On December 2, synagogues around the world will read Parshat Vayishlach (Genesis, 32:3–36:43), which includes the story commonly referred to as “The Rape of Dinah.” We read that Dinah, daughter of Jacob and Leah, “went out to see the daughters of the land. Shechem the son of Hamor the Hivite, the prince of the land, saw her; and he took her, and lay with her by force.” (34:1–2). Jacob hears of the event, but does nothing. Hamor comes to ask that Jacob give Shechem Dinah’s hand in marriage. Jacob insists that all of the men in the city be circumcised before he will allow Dinah to marry. Hamor agrees and Dinah is given to Shechem. While the men are recovering from the painful procedure, Dinah’s brothers, Simeon and Levi, lead an ambush upon the city, slaughter the men, pillage the city, and take the women and children as captives. When they return, Jacob reprimands his sons for embarrassing him. Simeon and Levi respond that they had to avenge their family for the crime of treating their sister like a “whore.”

This is a difficult and contradictory story. First, while we are led to believe that Dinah was raped by Shechem, the final words are of her brothers describing her as a “whore” (Genesis 34:31). Why is this significant? A prostitute is presumed to engage in consensual sexual relations. Thus, these two characterizations are mutually-exclusive. (Note: Prostitutes can certainly be subject to rape, but that is not the context here.)
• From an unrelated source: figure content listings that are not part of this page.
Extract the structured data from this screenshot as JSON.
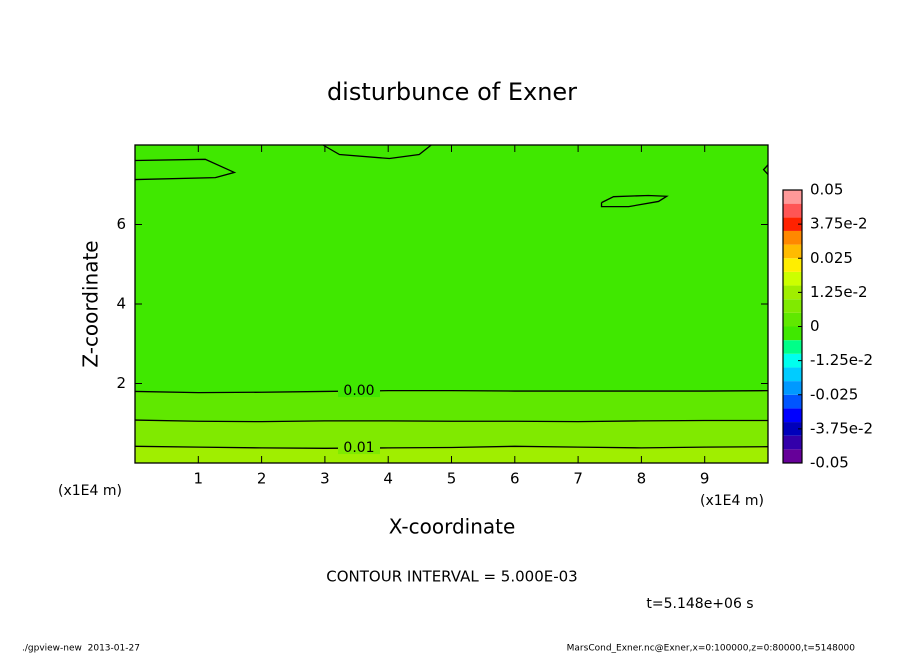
{
  "chart_data": {
    "type": "contour",
    "title": "disturbunce of Exner",
    "x_label": "X-coordinate",
    "y_label": "Z-coordinate",
    "x_unit": "(x1E4 m)",
    "xlim": [
      0,
      10
    ],
    "ylim": [
      0,
      8
    ],
    "xticks": [
      1,
      2,
      3,
      4,
      5,
      6,
      7,
      8,
      9
    ],
    "yticks": [
      2,
      4,
      6
    ],
    "contours": [
      {
        "level": 0,
        "label": "0.00",
        "x": [
          0,
          1,
          2,
          3,
          4,
          5,
          6,
          7,
          8,
          9,
          10
        ],
        "z": [
          1.8,
          1.77,
          1.78,
          1.8,
          1.82,
          1.82,
          1.81,
          1.81,
          1.81,
          1.81,
          1.82
        ]
      },
      {
        "level": 0.005,
        "x": [
          0,
          1,
          2,
          3,
          4,
          5,
          6,
          7,
          8,
          9,
          10
        ],
        "z": [
          1.08,
          1.05,
          1.04,
          1.06,
          1.06,
          1.05,
          1.05,
          1.04,
          1.06,
          1.07,
          1.07
        ]
      },
      {
        "level": 0.01,
        "label": "0.01",
        "x": [
          0,
          1,
          2,
          3,
          4,
          5,
          6,
          7,
          8,
          9,
          10
        ],
        "z": [
          0.42,
          0.4,
          0.38,
          0.37,
          0.38,
          0.39,
          0.42,
          0.4,
          0.38,
          0.4,
          0.41
        ]
      },
      {
        "x": [
          0,
          1.11,
          1.57,
          1.27,
          0
        ],
        "z": [
          7.61,
          7.64,
          7.31,
          7.18,
          7.13
        ]
      },
      {
        "x": [
          2.97,
          3.23,
          4.02,
          4.49,
          4.68
        ],
        "z": [
          8,
          7.76,
          7.66,
          7.76,
          8
        ]
      },
      {
        "x": [
          7.37,
          7.56,
          8.11,
          8.4,
          8.27,
          7.8,
          7.37,
          7.37
        ],
        "z": [
          6.55,
          6.7,
          6.73,
          6.71,
          6.58,
          6.45,
          6.45,
          6.55
        ]
      },
      {
        "x": [
          10,
          9.93,
          10
        ],
        "z": [
          7.5,
          7.38,
          7.26
        ]
      }
    ],
    "colorbar": {
      "levels": [
        -0.05,
        -0.045,
        -0.04,
        -0.035,
        -0.03,
        -0.025,
        -0.02,
        -0.015,
        -0.01,
        -0.005,
        0,
        0.005,
        0.01,
        0.015,
        0.02,
        0.025,
        0.03,
        0.035,
        0.04,
        0.045,
        0.05
      ],
      "colors": [
        "#660099",
        "#3300aa",
        "#0000bb",
        "#0000ff",
        "#0055ff",
        "#0099ff",
        "#00ccff",
        "#00ffee",
        "#00ff88",
        "#40e800",
        "#60e800",
        "#80ea00",
        "#a0ee00",
        "#ccff00",
        "#ffee00",
        "#ffbb00",
        "#ff8800",
        "#ff2200",
        "#ff5555",
        "#ff9999"
      ],
      "ticks": [
        -0.05,
        {
          "value": -0.0375,
          "label": "-3.75e-2"
        },
        -0.025,
        {
          "value": -0.0125,
          "label": "-1.25e-2"
        },
        0,
        {
          "value": 0.0125,
          "label": "1.25e-2"
        },
        0.025,
        {
          "value": 0.0375,
          "label": "3.75e-2"
        },
        0.05
      ]
    },
    "contour_interval_text": "CONTOUR INTERVAL = 5.000E-03",
    "time_text": "t=5.148e+06 s",
    "footer_left": "./gpview-new  2013-01-27",
    "footer_right": "MarsCond_Exner.nc@Exner,x=0:100000,z=0:80000,t=5148000"
  }
}
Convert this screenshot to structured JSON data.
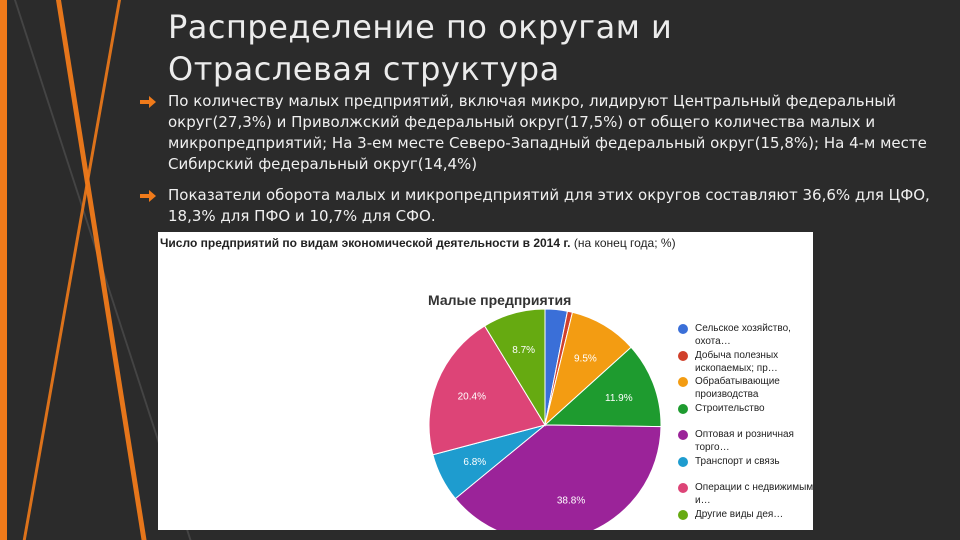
{
  "slide": {
    "title_line1": "Распределение по округам и",
    "title_line2": "Отраслевая структура",
    "bullets": [
      "По количеству малых предприятий, включая микро, лидируют Центральный федеральный округ(27,3%) и Приволжский федеральный округ(17,5%) от общего количества малых и микропредприятий; На 3-ем месте Северо-Западный федеральный округ(15,8%); На 4-м месте Сибирский федеральный округ(14,4%)",
      "Показатели оборота малых и микропредприятий для этих округов составляют 36,6% для ЦФО, 18,3% для ПФО и 10,7% для СФО."
    ],
    "accent_color": "#f07a1a",
    "bullet_icon": "arrow-right-icon"
  },
  "chart_header": {
    "bold": "Число предприятий по видам экономической деятельности в 2014 г.",
    "normal": " (на конец года; %)"
  },
  "chart_data": {
    "type": "pie",
    "title": "Малые предприятия",
    "slices": [
      {
        "label": "Сельское хозяйство, охота…",
        "value": 3.1,
        "display": "",
        "color": "#3a6fd8"
      },
      {
        "label": "Добыча полезных ископаемых; пр…",
        "value": 0.7,
        "display": "",
        "color": "#d0402b"
      },
      {
        "label": "Обрабатывающие производства",
        "value": 9.5,
        "display": "9.5%",
        "color": "#f39c12"
      },
      {
        "label": "Строительство",
        "value": 11.9,
        "display": "11.9%",
        "color": "#1e9b2f"
      },
      {
        "label": "Оптовая и розничная торго…",
        "value": 38.8,
        "display": "38.8%",
        "color": "#9b2399"
      },
      {
        "label": "Транспорт и связь",
        "value": 6.8,
        "display": "6.8%",
        "color": "#1e9ccf"
      },
      {
        "label": "Операции с недвижимым и…",
        "value": 20.4,
        "display": "20.4%",
        "color": "#dd4477"
      },
      {
        "label": "Другие виды дея…",
        "value": 8.7,
        "display": "8.7%",
        "color": "#66aa11"
      }
    ]
  }
}
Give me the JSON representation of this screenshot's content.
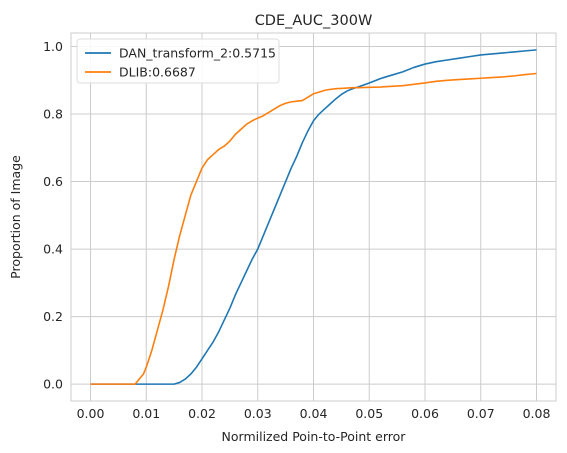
{
  "chart_data": {
    "type": "line",
    "title": "CDE_AUC_300W",
    "xlabel": "Normilized Poin-to-Point error",
    "ylabel": "Proportion of Image",
    "xlim": [
      -0.0035,
      0.0835
    ],
    "ylim": [
      -0.05,
      1.04
    ],
    "xticks": [
      0.0,
      0.01,
      0.02,
      0.03,
      0.04,
      0.05,
      0.06,
      0.07,
      0.08
    ],
    "xtick_labels": [
      "0.00",
      "0.01",
      "0.02",
      "0.03",
      "0.04",
      "0.05",
      "0.06",
      "0.07",
      "0.08"
    ],
    "yticks": [
      0.0,
      0.2,
      0.4,
      0.6,
      0.8,
      1.0
    ],
    "ytick_labels": [
      "0.0",
      "0.2",
      "0.4",
      "0.6",
      "0.8",
      "1.0"
    ],
    "grid": true,
    "legend_position": "top-left",
    "series": [
      {
        "name": "DAN_transform_2:0.5715",
        "color": "#1f77b4",
        "x": [
          0.0,
          0.015,
          0.016,
          0.017,
          0.018,
          0.019,
          0.02,
          0.021,
          0.022,
          0.023,
          0.024,
          0.025,
          0.026,
          0.027,
          0.028,
          0.029,
          0.03,
          0.031,
          0.032,
          0.033,
          0.034,
          0.035,
          0.036,
          0.037,
          0.038,
          0.039,
          0.04,
          0.041,
          0.042,
          0.043,
          0.044,
          0.045,
          0.046,
          0.047,
          0.048,
          0.05,
          0.052,
          0.054,
          0.056,
          0.058,
          0.06,
          0.062,
          0.064,
          0.066,
          0.068,
          0.07,
          0.072,
          0.074,
          0.076,
          0.078,
          0.08
        ],
        "y": [
          0.0,
          0.0,
          0.005,
          0.015,
          0.03,
          0.05,
          0.075,
          0.1,
          0.125,
          0.155,
          0.19,
          0.225,
          0.265,
          0.3,
          0.335,
          0.37,
          0.4,
          0.44,
          0.48,
          0.52,
          0.56,
          0.6,
          0.64,
          0.675,
          0.715,
          0.75,
          0.78,
          0.8,
          0.815,
          0.83,
          0.845,
          0.858,
          0.868,
          0.875,
          0.88,
          0.892,
          0.905,
          0.915,
          0.925,
          0.938,
          0.948,
          0.955,
          0.96,
          0.965,
          0.97,
          0.975,
          0.978,
          0.981,
          0.984,
          0.987,
          0.99
        ]
      },
      {
        "name": "DLIB:0.6687",
        "color": "#ff7f0e",
        "x": [
          0.0,
          0.008,
          0.0085,
          0.009,
          0.0095,
          0.01,
          0.011,
          0.012,
          0.013,
          0.014,
          0.015,
          0.016,
          0.017,
          0.018,
          0.019,
          0.02,
          0.021,
          0.022,
          0.023,
          0.024,
          0.025,
          0.026,
          0.027,
          0.028,
          0.029,
          0.03,
          0.031,
          0.032,
          0.033,
          0.034,
          0.035,
          0.036,
          0.037,
          0.038,
          0.039,
          0.04,
          0.041,
          0.042,
          0.043,
          0.044,
          0.045,
          0.046,
          0.047,
          0.048,
          0.05,
          0.052,
          0.054,
          0.056,
          0.058,
          0.06,
          0.062,
          0.064,
          0.066,
          0.068,
          0.07,
          0.072,
          0.074,
          0.076,
          0.078,
          0.08
        ],
        "y": [
          0.0,
          0.0,
          0.01,
          0.02,
          0.03,
          0.05,
          0.1,
          0.16,
          0.22,
          0.29,
          0.37,
          0.44,
          0.5,
          0.56,
          0.6,
          0.64,
          0.665,
          0.68,
          0.695,
          0.705,
          0.72,
          0.74,
          0.755,
          0.77,
          0.78,
          0.788,
          0.795,
          0.805,
          0.815,
          0.825,
          0.832,
          0.836,
          0.838,
          0.84,
          0.85,
          0.86,
          0.865,
          0.87,
          0.873,
          0.875,
          0.876,
          0.877,
          0.878,
          0.878,
          0.879,
          0.88,
          0.882,
          0.884,
          0.888,
          0.892,
          0.897,
          0.9,
          0.902,
          0.904,
          0.906,
          0.908,
          0.91,
          0.913,
          0.917,
          0.92
        ]
      }
    ]
  }
}
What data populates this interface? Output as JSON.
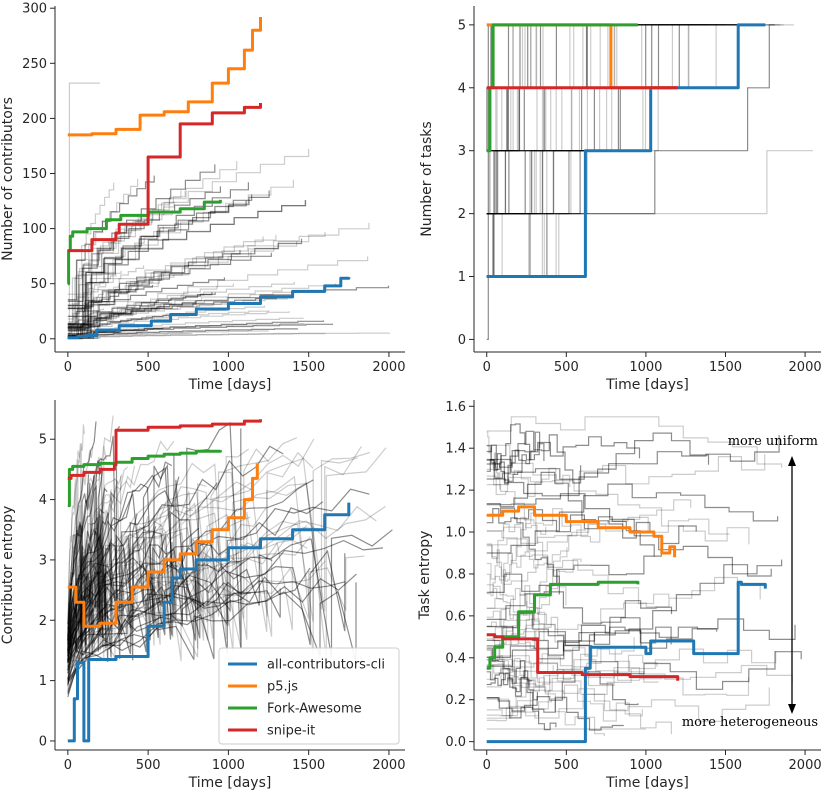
{
  "colors": {
    "all-contributors-cli": "#1f77b4",
    "p5.js": "#ff7f0e",
    "Fork-Awesome": "#2ca02c",
    "snipe-it": "#d62728",
    "background_lines": "#000000"
  },
  "legend": {
    "entries": [
      "all-contributors-cli",
      "p5.js",
      "Fork-Awesome",
      "snipe-it"
    ],
    "placement": "lower-right of contributor entropy panel"
  },
  "chart_data": [
    {
      "id": "contributors",
      "type": "line",
      "xlabel": "Time [days]",
      "ylabel": "Number of contributors",
      "xlim": [
        -80,
        2100
      ],
      "ylim": [
        -12,
        302
      ],
      "xticks": [
        0,
        500,
        1000,
        1500,
        2000
      ],
      "yticks": [
        0,
        50,
        100,
        150,
        200,
        250,
        300
      ],
      "grid": false,
      "series": [
        {
          "name": "all-contributors-cli",
          "x": [
            0,
            60,
            120,
            180,
            320,
            520,
            640,
            800,
            1000,
            1200,
            1400,
            1600,
            1700,
            1750
          ],
          "y": [
            1,
            2,
            3,
            8,
            12,
            16,
            22,
            27,
            32,
            38,
            43,
            48,
            55,
            56
          ]
        },
        {
          "name": "p5.js",
          "x": [
            0,
            150,
            300,
            450,
            600,
            750,
            900,
            1000,
            1100,
            1150,
            1200
          ],
          "y": [
            185,
            186,
            190,
            203,
            206,
            215,
            232,
            245,
            262,
            280,
            292
          ]
        },
        {
          "name": "Fork-Awesome",
          "x": [
            0,
            5,
            15,
            30,
            120,
            240,
            330,
            500,
            700,
            850,
            950
          ],
          "y": [
            50,
            80,
            93,
            97,
            100,
            108,
            112,
            115,
            118,
            124,
            126
          ]
        },
        {
          "name": "snipe-it",
          "x": [
            0,
            150,
            300,
            320,
            500,
            700,
            900,
            1100,
            1200
          ],
          "y": [
            80,
            90,
            96,
            104,
            165,
            195,
            205,
            210,
            214
          ]
        }
      ]
    },
    {
      "id": "tasks",
      "type": "line",
      "xlabel": "Time [days]",
      "ylabel": "Number of tasks",
      "xlim": [
        -80,
        2100
      ],
      "ylim": [
        -0.2,
        5.3
      ],
      "xticks": [
        0,
        500,
        1000,
        1500,
        2000
      ],
      "yticks": [
        0,
        1,
        2,
        3,
        4,
        5
      ],
      "grid": false,
      "series": [
        {
          "name": "all-contributors-cli",
          "x": [
            0,
            620,
            620,
            1030,
            1030,
            1580,
            1580,
            1750
          ],
          "y": [
            1,
            1,
            3,
            3,
            4,
            4,
            5,
            5
          ]
        },
        {
          "name": "p5.js",
          "x": [
            0,
            780,
            780,
            1200
          ],
          "y": [
            5,
            5,
            4,
            4
          ]
        },
        {
          "name": "Fork-Awesome",
          "x": [
            0,
            20,
            20,
            40,
            40,
            950
          ],
          "y": [
            3,
            3,
            4,
            4,
            5,
            5
          ]
        },
        {
          "name": "snipe-it",
          "x": [
            0,
            1200
          ],
          "y": [
            4,
            4
          ]
        }
      ]
    },
    {
      "id": "contributor-entropy",
      "type": "line",
      "xlabel": "Time [days]",
      "ylabel": "Contributor entropy",
      "xlim": [
        -80,
        2100
      ],
      "ylim": [
        -0.15,
        5.65
      ],
      "xticks": [
        0,
        500,
        1000,
        1500,
        2000
      ],
      "yticks": [
        0,
        1,
        2,
        3,
        4,
        5
      ],
      "grid": false,
      "series": [
        {
          "name": "all-contributors-cli",
          "x": [
            0,
            40,
            60,
            100,
            130,
            300,
            500,
            600,
            650,
            700,
            800,
            1000,
            1200,
            1400,
            1600,
            1750
          ],
          "y": [
            0,
            0.7,
            1.3,
            0,
            1.35,
            1.4,
            1.9,
            2.3,
            2.7,
            2.85,
            3.0,
            3.2,
            3.35,
            3.5,
            3.75,
            3.95
          ]
        },
        {
          "name": "p5.js",
          "x": [
            0,
            50,
            100,
            200,
            300,
            400,
            500,
            600,
            700,
            800,
            900,
            1000,
            1100,
            1150,
            1180
          ],
          "y": [
            2.55,
            2.3,
            1.9,
            1.95,
            2.3,
            2.55,
            2.8,
            3.0,
            3.1,
            3.3,
            3.5,
            3.7,
            4.0,
            4.35,
            4.6
          ]
        },
        {
          "name": "Fork-Awesome",
          "x": [
            0,
            10,
            30,
            100,
            200,
            300,
            400,
            500,
            600,
            700,
            800,
            950
          ],
          "y": [
            3.9,
            4.5,
            4.55,
            4.58,
            4.6,
            4.62,
            4.68,
            4.72,
            4.75,
            4.77,
            4.8,
            4.82
          ]
        },
        {
          "name": "snipe-it",
          "x": [
            0,
            20,
            100,
            200,
            290,
            300,
            500,
            700,
            900,
            1100,
            1200
          ],
          "y": [
            4.35,
            4.4,
            4.45,
            4.5,
            4.58,
            5.15,
            5.2,
            5.22,
            5.25,
            5.3,
            5.33
          ]
        }
      ]
    },
    {
      "id": "task-entropy",
      "type": "line",
      "xlabel": "Time [days]",
      "ylabel": "Task entropy",
      "xlim": [
        -80,
        2100
      ],
      "ylim": [
        -0.04,
        1.63
      ],
      "xticks": [
        0,
        500,
        1000,
        1500,
        2000
      ],
      "yticks": [
        0.0,
        0.2,
        0.4,
        0.6,
        0.8,
        1.0,
        1.2,
        1.4,
        1.6
      ],
      "ytick_labels": [
        "0.0",
        "0.2",
        "0.4",
        "0.6",
        "0.8",
        "1.0",
        "1.2",
        "1.4",
        "1.6"
      ],
      "grid": false,
      "annotations": {
        "top": "more uniform",
        "bottom": "more heterogeneous"
      },
      "series": [
        {
          "name": "all-contributors-cli",
          "x": [
            0,
            600,
            620,
            650,
            800,
            1000,
            1030,
            1300,
            1550,
            1580,
            1600,
            1750
          ],
          "y": [
            0,
            0,
            0.35,
            0.45,
            0.45,
            0.42,
            0.48,
            0.42,
            0.42,
            0.76,
            0.75,
            0.73
          ]
        },
        {
          "name": "p5.js",
          "x": [
            0,
            100,
            200,
            300,
            500,
            700,
            900,
            1000,
            1050,
            1100,
            1150,
            1180
          ],
          "y": [
            1.08,
            1.1,
            1.12,
            1.08,
            1.05,
            1.02,
            1.0,
            1.0,
            0.98,
            0.9,
            0.93,
            0.88
          ]
        },
        {
          "name": "Fork-Awesome",
          "x": [
            0,
            20,
            50,
            100,
            200,
            300,
            400,
            700,
            950
          ],
          "y": [
            0.35,
            0.4,
            0.45,
            0.5,
            0.62,
            0.7,
            0.75,
            0.76,
            0.75
          ]
        },
        {
          "name": "snipe-it",
          "x": [
            0,
            50,
            100,
            200,
            300,
            320,
            600,
            900,
            1200
          ],
          "y": [
            0.51,
            0.5,
            0.49,
            0.49,
            0.49,
            0.33,
            0.32,
            0.31,
            0.29
          ]
        }
      ]
    }
  ]
}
Second, while this story is ostensibly about Dinah, we know very little about her. We know that Dinah — daughter of Jacob and Leah and sister to Simeon and Levi — lays with Shechem, which Jacob and his sons see as bringing shame to their family. What we don’t know is what Dinah has to say about the matter. The Torah gives a name but not a voice; Dinah — whose name means justice — doesn’t get justice at all.

Millennia have passed since this story was first told, and yet, how far have we really come? Today we accept as the norm that women who are sexually assaulted will stay silent:

  • Two-thirds of all sexual assaults go unreported to police. (RAINN)
  • 75% of women working in male-dominated fields experience sexual harassment, yet fewer than 30% report. (Harvard Business Review)
  • 90% of college-campus sexual assaults go unreported. (National Sexual Violence Resource Center)
  • Only 25% of incidents of domestic violence are reported to police. (National Coalition Against Domestic Violence)

How is it that in 2017, federal and state governments are making it ever more difficult to acquire and retain autonomy over our bodies? Why do we see more households changing the channel on Sundays over athletes bending to one knee in peaceful protest, than for the rampant domestic violence, harassment, and assault perpetrated by that same group? How, in 2017, in the wake of #MeToo, are politicians with credible allegations against them still deemed fit for office? How, in 2017, do we condemn women for staying silent about the constant barrage of attacks (verbal, emotional, and physical) against them, while simultaneously accusing them of ulterior motives when they come forward? And how, in 2017, do we perpetuate the narrative that “women lie” to hurt men, when the research shows by and large that is just not true? (Note: According to the National Sexual Violence Resource Center, between 2–10% of allegations of sexual assault are determined to be false.) In 2017, we simultaneously silence women while punishing them for not speaking up.

On Saturday, December 2, 2017, communities around the world will hear the recitation of the “rape of Dinah.” I challenge you to consider what Dinah might have to say for herself, had the Torah preserved her voice. I challenge you, in the final weeks of 2017, to think hard about how we either silence or empower women and girls every day in the way we dress them, educate them, and teach them how to demand (or accept) that the world treat them. Let’s go into 2018 with a pledge to do better to empower women to speak. Give us a chance to write our stories. Give us a chance to chart our own paths. For us. For all women. For Dinah.